The challenge that comes with using multiple social networking sites is, of course, that you want to stay on top of all sites without wasting too much time. Meanwhile there are plenty of solutions to aggregate the news feeds of various social networks at one location. You can even do that with Pageflakes, despite the fact that the site is somewhat outdated by now (just look for the Facebook, Twitter, LinkedIn and XING Flakes in the Flake Gallery and add them to your page). However, to date I haven’t seen a single tool that automatically and easily keeps your friends list in synch across all sites.

What I’d like to be able to do is this: Whenever I make a new contact I’d like to check if the person is on Facebook/Twitter/LinkedIn/XING and connect with him or her. The tool could be integrated into Outlook, Apple Mail, Gmail and other desktop or web email applications. Right-clicking on any email address could bring up an “Add to my networks” option in addition to "Add to my address book".

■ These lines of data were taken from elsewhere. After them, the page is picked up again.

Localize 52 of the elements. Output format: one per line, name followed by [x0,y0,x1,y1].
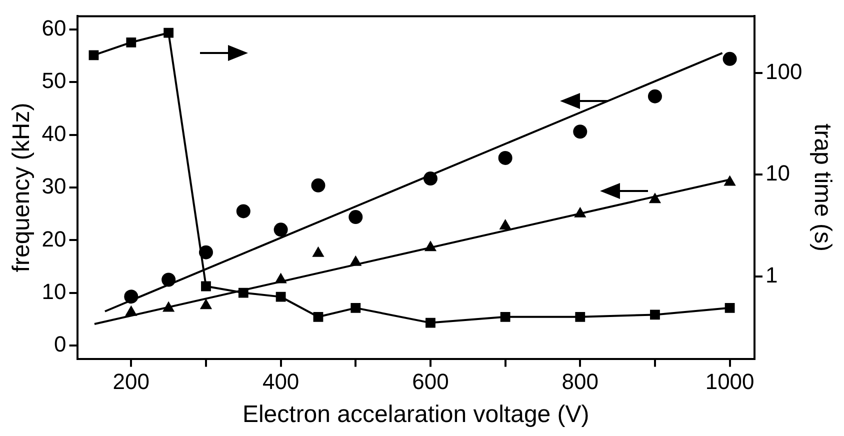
point [201,281,211,292]
point [125,305,138,316]
y-axis-title: frequency (kHz) [8,102,36,272]
point [350,255,362,266]
y2-tick-label: 100 [765,58,802,84]
point [200,298,212,310]
point [311,178,326,192]
point [350,302,361,313]
x-axis-title: Electron accelaration voltage (V) [242,401,590,428]
point [498,150,512,165]
y-tick-label: 50 [42,68,66,94]
point [274,272,287,284]
point [236,204,250,218]
y-tick-label: 60 [42,15,66,40]
point [313,312,324,322]
y-tick-label: 10 [42,278,66,304]
point [162,301,175,312]
point [500,312,510,322]
point [575,312,586,322]
y2-tick-label: 10 [765,160,790,186]
x-tick-label: 400 [262,369,300,394]
point [573,124,588,139]
point [162,272,176,287]
x-tick-label: 800 [562,369,598,394]
point [499,218,512,230]
point [648,89,662,104]
point [424,240,437,252]
y-tick-label: 20 [42,226,66,252]
point [574,206,586,218]
point [423,172,438,186]
point [348,210,363,224]
point [312,246,324,257]
point [650,310,660,320]
point [88,50,99,60]
point [276,292,286,302]
point [724,302,735,313]
x-tick-label: 200 [112,369,150,394]
point [722,52,737,66]
point [126,37,136,48]
y2-tick-label: 1 [765,262,778,288]
x-tick-label: 1000 [705,369,754,394]
point [238,288,248,298]
point [426,318,436,328]
point [274,222,288,237]
point [164,28,174,38]
y-tick-label: 40 [42,120,66,146]
y2-axis-title: trap time (s) [808,123,836,252]
point [724,175,736,186]
y-tick-label: 0 [54,332,66,357]
x-tick-label: 600 [412,369,449,394]
point [648,192,662,204]
y-tick-label: 30 [42,174,66,199]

Until someone develops a tool like this, here’s a workaround:
  1. Add all people who you’ve sent an email to to your address book.
    (Apple Mail lets you do that automatically if you choose “Previous recipients” in “Windows”. I don’t know if there’s a feature like this in Outlook, but there are some third-party tools that will do that for you. Gmail, as far as I know, automatically builds your address book based on the emails that you send and receive, right?).
  2. Export your address book to a file (e.g. .vcf).
  3. Upload your contact file to Facebook/LinkedIn/XING and choose the contacts that you want to connect with (make sure that you use the “See who’s already there” option as opposed to the “Invite” option to avoid spamming your whole address book with invitations!). Twitter unfortunately doesn’t let you upload contact files but you can upload your contact file to Gmail and have Twitter import your Gmail contacts (did I say it’s a workaround?).
  4. Repeat 1-3 every couple of weeks or months.